Caregivers of veterans recovering from Traumatic Brain Injuries (TBI) at risk for being left out of Congressionally mandated benefits by VA according to the Wounded Warriors Project. 

The Wounded Warriers Project (WWP) has issued the following statement at the commencement of brain injury awarness month:

As we enter Brain Injury Awareness Month, the Wounded Warrior Project  (WWP) is committed to ensuring that veterans injured during Operation Enduring Freedom and Operation Iraqi Freedom and their caregivers receive the benefits included in the Caregivers and Veterans Omnibus Health Services Act signed into law last year by President Obama.

"In 2010, Congress put assistance in place to ensure that the caregivers of these brave men and women are able to continue providing the necessary support for their recovery," said Steve Nardizzi, Executive Director of WWP. "Nearly a year later and ironically coinciding with Brain Injury Awareness Month, family caregivers of as many as 2,500 severely brain-injured warriors may now be ineligible to receive benefits promised under a plan the VA continues to defend."

"Last month, the VA submitted a plan that would shrink the number of families qualifying for benefits by more than three-quarters, hitting those with cognitive and related brain-injury impairments hardest," Nardizzi continued. "It is unacceptable for the Administration to deviate so dramatically from the clear direction Congress set, and jeopardize the care of these service members to meet a new agenda."    

TBI has emerged as one of the signature wounds of the conflicts in Iraq and Afghanistan.
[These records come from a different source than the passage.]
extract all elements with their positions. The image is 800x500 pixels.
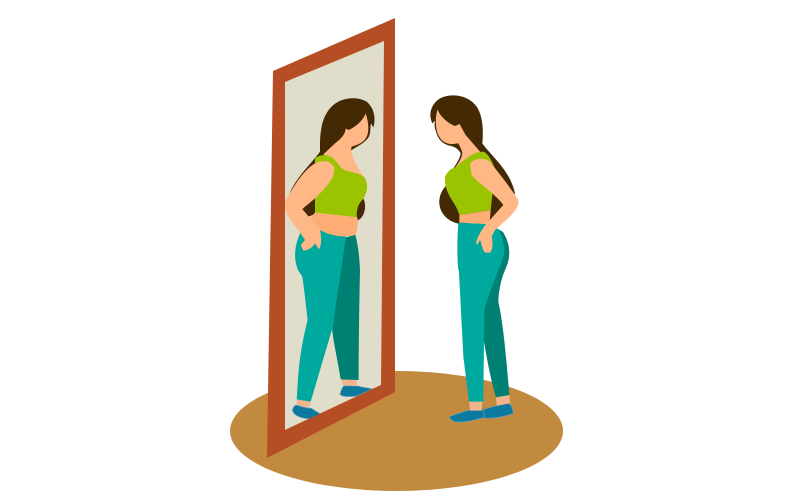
reflection shoes (292, 386, 372, 419)
woman crop top (445, 152, 495, 215)
reflection face and neck (323, 113, 368, 178)
woman pants top (457, 223, 505, 270)
reflection midriff (310, 213, 358, 236)
reflection crop top (315, 155, 367, 217)
reflection arm and hand (285, 161, 334, 251)
reflection hair (289, 98, 375, 220)
floor ellipse (230, 371, 563, 491)
mirror glass (285, 41, 384, 430)
reflection figure (285, 98, 375, 419)
woman shoes (449, 403, 513, 422)
woman arm and hand (470, 159, 519, 253)
reflection front leg (297, 270, 341, 402)
reflection upper body (285, 155, 367, 270)
woman back leg (482, 270, 509, 397)
woman lower body (458, 260, 510, 411)
woman ankles (469, 395, 510, 411)
reflection pants top (295, 230, 347, 270)
woman midriff (459, 210, 491, 224)
reflection back leg (332, 270, 360, 380)
woman hair (430, 95, 515, 224)
woman front leg (458, 260, 499, 402)
woman face and neck (436, 109, 480, 170)
reflection ankles (297, 379, 357, 407)
reflection lower body (297, 270, 360, 407)
woman figure (430, 95, 519, 422)
woman upper body (445, 152, 519, 270)
mirror frame (267, 18, 395, 458)
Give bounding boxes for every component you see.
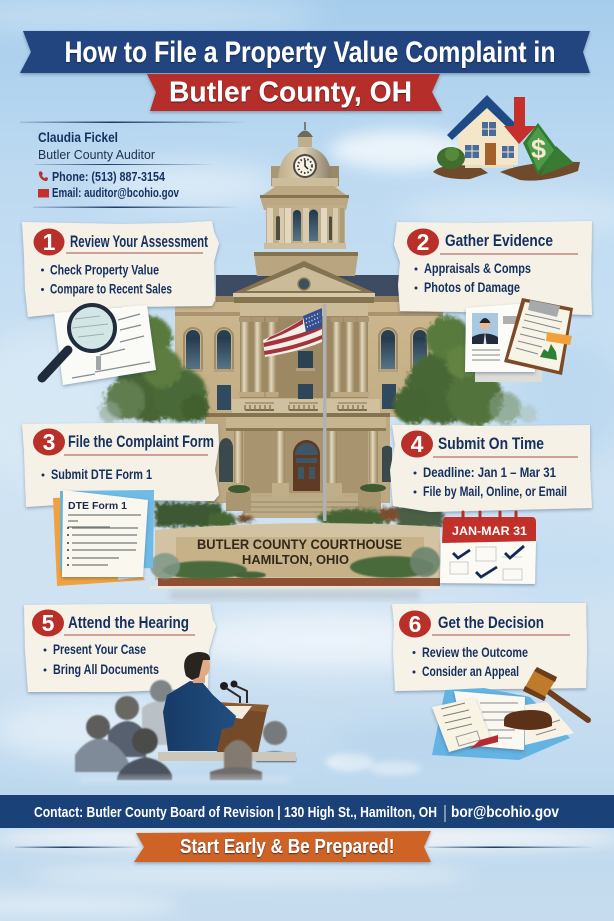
contact footer bar	[0, 795, 614, 828]
call to action banner	[15, 831, 593, 862]
badge 2: 2	[417, 229, 429, 255]
step 1 list: Compare to Recent Sales	[50, 282, 172, 296]
mist fade	[80, 776, 290, 783]
badge 6	[399, 610, 431, 638]
dome and tower	[254, 122, 358, 276]
auditor contact block	[20, 122, 248, 208]
step 5 list: Bring All Documents	[53, 662, 159, 677]
tree left	[99, 316, 209, 423]
step 4 list: File by Mail, Online, or Email	[423, 484, 567, 499]
audience	[75, 680, 296, 780]
panel: step 6 get the decision	[392, 603, 587, 691]
step 2 list: Photos of Damage	[424, 280, 520, 295]
courthouse illustration	[99, 122, 537, 600]
footer contact text: Contact: Butler County Board of Revision | 130 High St., Hamilton, OH	[34, 804, 437, 821]
icon: evidence photo and clipboard	[465, 298, 573, 382]
step 5 heading: Attend the Hearing	[68, 613, 189, 632]
step 5 list	[44, 642, 159, 677]
bench	[158, 752, 296, 761]
badge 4: 4	[411, 431, 424, 457]
upper windows	[183, 328, 430, 410]
footer email: bor@bcohio.gov	[451, 804, 559, 821]
pediment	[233, 261, 375, 320]
panel: step 5 attend the hearing	[24, 604, 216, 692]
icon: gavel and documents	[432, 667, 588, 760]
badge 4	[401, 430, 433, 458]
subtitle text: Butler County, OH	[169, 76, 412, 108]
panel: step 4 submit on time	[390, 425, 592, 512]
icon: email	[38, 189, 49, 198]
badge 3	[33, 428, 65, 456]
phone number: Phone: (513) 887-3154	[52, 169, 166, 184]
tree right	[393, 316, 537, 426]
badge 5	[32, 610, 64, 636]
step 2 heading: Gather Evidence	[445, 231, 553, 250]
email address: Email: auditor@bcohio.gov	[52, 185, 180, 200]
badge 1: 1	[43, 229, 56, 255]
step 1 list	[41, 262, 172, 296]
icon: house with falling value and money	[433, 95, 580, 181]
roof	[216, 275, 399, 298]
step 6 list: Consider an Appeal	[422, 664, 519, 679]
sign text: BUTLER COUNTY COURTHOUSE	[197, 536, 402, 552]
call to action text: Start Early & Be Prepared!	[180, 836, 394, 858]
stone courthouse sign	[150, 523, 440, 589]
step 6 list	[412, 645, 528, 679]
step 4 list	[414, 465, 567, 499]
badge 3: 3	[43, 429, 55, 455]
main building wall	[175, 297, 443, 417]
badge 1	[34, 228, 64, 256]
hearing scene with speaker and audience	[75, 652, 296, 783]
speaker	[163, 652, 269, 752]
auditor title: Butler County Auditor	[38, 148, 155, 162]
icon: magnifying glass over document	[42, 305, 156, 385]
panel: step 2 gather evidence	[394, 221, 592, 315]
icon: DTE form stack	[53, 490, 154, 586]
icon: phone	[39, 171, 48, 181]
flag pole and flag	[263, 304, 326, 521]
step 4 list: Deadline: Jan 1 – Mar 31	[423, 465, 556, 480]
step 1 list: Check Property Value	[50, 262, 159, 278]
front audience head	[210, 740, 262, 780]
portico recess	[240, 320, 368, 398]
icon: house with falling value and money: $	[531, 134, 546, 164]
clock	[293, 154, 317, 178]
step 5 list: Present Your Case	[53, 642, 146, 657]
step 6 list: Review the Outcome	[422, 645, 528, 660]
step 2 list: Appraisals & Comps	[424, 261, 531, 276]
badge 6: 6	[409, 611, 421, 637]
step 3 list: Submit DTE Form 1	[51, 467, 152, 482]
shrubs behind sign	[155, 503, 443, 528]
icon: calendar	[440, 512, 536, 584]
sign text: HAMILTON, OHIO	[242, 552, 349, 567]
calendar label: JAN-MAR 31	[452, 524, 527, 538]
columns	[238, 317, 370, 397]
step 3 heading: File the Complaint Form	[68, 432, 214, 451]
balcony	[232, 399, 380, 413]
ground floor	[176, 413, 392, 518]
sign text	[197, 536, 402, 567]
panel: step 1 review your assessment	[22, 221, 219, 317]
form label: DTE Form 1	[68, 500, 127, 512]
panel: step 3 file the complaint form	[22, 423, 219, 507]
auditor name: Claudia Fickel	[38, 129, 118, 145]
subtitle banner	[147, 74, 442, 111]
badge 5: 5	[42, 610, 55, 636]
title banner	[20, 31, 590, 73]
mist under sign	[170, 590, 420, 600]
step 4 heading: Submit On Time	[438, 434, 544, 453]
step 6 heading: Get the Decision	[438, 613, 544, 632]
badge 2	[407, 228, 439, 256]
step 1 heading: Review Your Assessment	[70, 232, 208, 251]
step 2 list	[414, 261, 531, 295]
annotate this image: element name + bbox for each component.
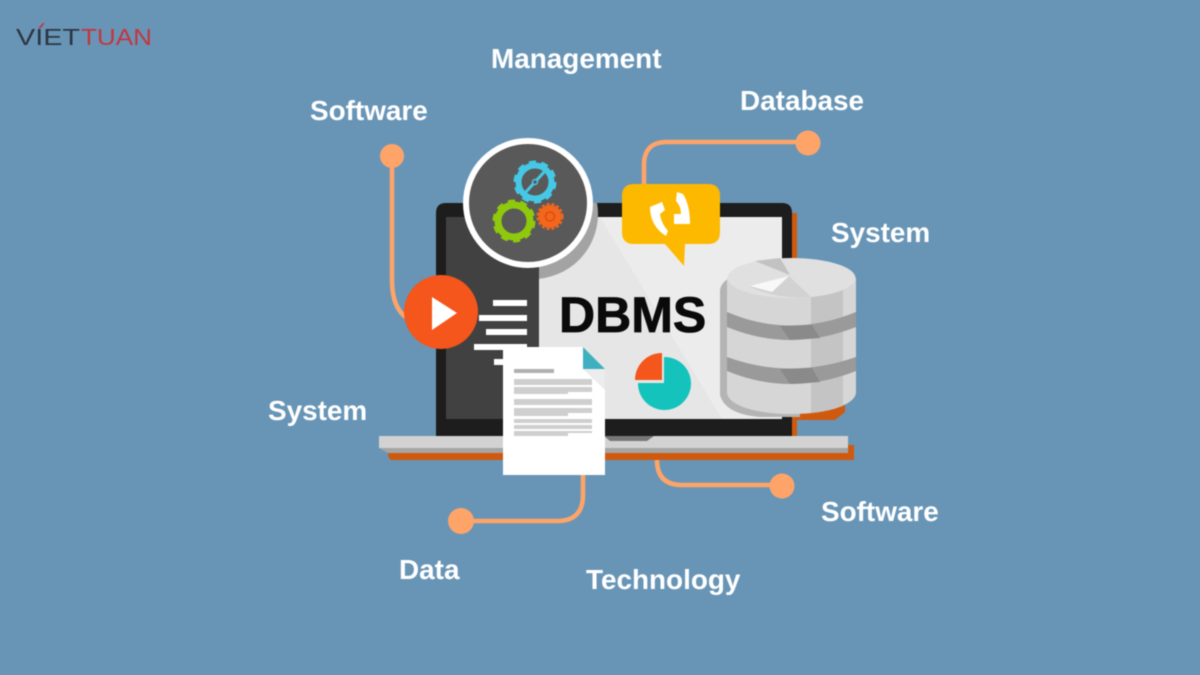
connector: Database <box>644 130 820 190</box>
label: System left: System <box>268 395 367 426</box>
label: System right: System <box>831 217 930 248</box>
label: Data: Data <box>399 554 460 585</box>
screen light panel <box>539 217 782 419</box>
laptop frame <box>436 203 792 436</box>
label: Software bottom: Software <box>821 496 939 527</box>
pie chart <box>635 353 691 410</box>
laptop <box>379 203 854 460</box>
laptop base <box>379 436 848 448</box>
icon: phone arrows <box>650 192 690 236</box>
label: Database: Database <box>740 85 864 116</box>
logo: Viet Tuan: VIET <box>16 24 80 50</box>
label: Software top: Software <box>310 95 428 126</box>
icon: green gear <box>494 202 534 240</box>
speech bubble <box>622 184 720 266</box>
icon: blue gear <box>516 162 554 202</box>
icon: orange gear <box>538 204 562 229</box>
play button <box>404 275 478 349</box>
connector: Software top left <box>380 144 407 318</box>
label: Technology: Technology <box>586 564 741 595</box>
database cylinder <box>720 258 856 420</box>
screen dark panel <box>446 217 539 419</box>
logo: Viet Tuan <box>16 22 152 50</box>
logo: Viet Tuan: TUAN <box>81 24 152 50</box>
gear badge <box>466 141 598 279</box>
DBMS heading: DBMS <box>559 287 706 343</box>
connector: Software bottom right <box>657 452 794 498</box>
menu lines <box>474 300 527 365</box>
connector: Data <box>448 470 583 534</box>
laptop orange shadow <box>388 213 854 460</box>
stacked discs <box>726 278 857 414</box>
document <box>503 347 605 475</box>
label: Management: Management <box>491 43 661 74</box>
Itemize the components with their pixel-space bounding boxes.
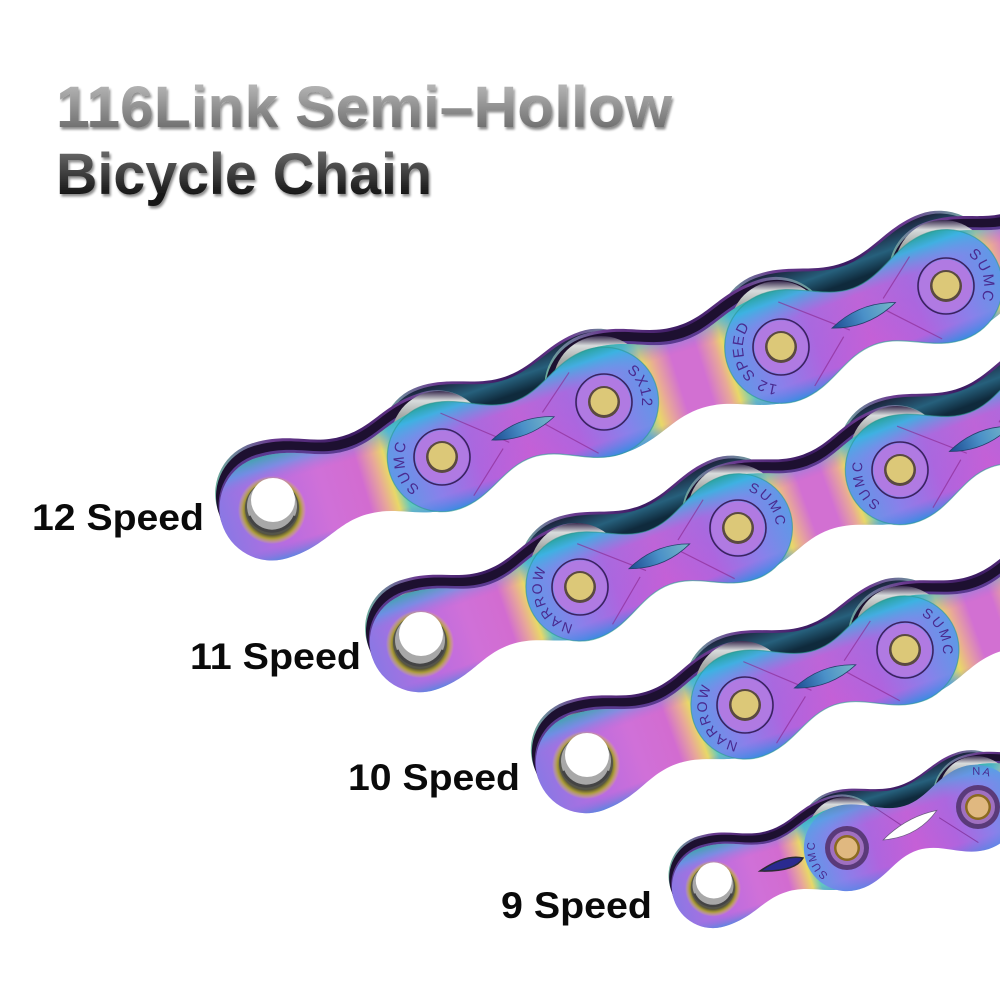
label: 12 speed: 12 Speed — [32, 497, 204, 538]
label: 11 speed: 11 Speed — [190, 636, 361, 677]
10 speed chain: NARROW — [697, 684, 738, 752]
9 speed chain: NA — [973, 767, 990, 776]
title line 1: 116Link Semi–Hollow — [56, 75, 673, 140]
label: 9 speed: 9 Speed — [501, 885, 652, 926]
12 speed chain: SX12 — [628, 365, 652, 406]
speed labels — [32, 497, 652, 926]
11 speed chain: NARROW — [532, 566, 572, 634]
11 speed chain: SUMC — [852, 462, 880, 510]
12 speed chain: SUMC — [970, 249, 994, 301]
12 speed chain: SUMC — [394, 442, 418, 494]
title — [56, 75, 673, 207]
10 speed chain — [530, 559, 1000, 814]
9 speed chain: SUMC — [807, 842, 827, 879]
12 speed chain: 12 SPEED — [732, 323, 776, 394]
9 speed chain — [668, 750, 1000, 928]
title line 2: Bicycle Chain — [56, 142, 432, 207]
12 speed chain — [215, 210, 1000, 614]
label: 10 speed: 10 Speed — [348, 757, 520, 798]
10 speed chain: SUMC — [922, 608, 953, 654]
11 speed chain — [365, 361, 1000, 746]
11 speed chain: SUMC — [750, 483, 786, 525]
As a result, amazing strides have been made in the medical intervention and treatment of TBI.  But with that comes a long road of treatment and care for these veterans when they return home. It's a labor of love for the family caregivers of these severely wounded warriors, but also an all-consuming one in which many families have had to commit all of their resources to their loved one's recovery process.

In providing for caregiver assistance, Congress clearly specified that the law covers caregivers of veterans who sustained traumatic brain injury in the line of duty and who were "in need of personal care services because of ... a need for supervision or protection based on symptoms or residuals of neurological or other impairment or injury."   It is apparent when reviewing the Act as a whole, that the rehabilitation of veterans with traumatic brain injury was an intended goal with respect to each of these provisions.

WWP is calling on the Administration and the VA to recognize the severity and complexity of these injuries and guarantee that these American heroes and their families are provided the best support and care possible.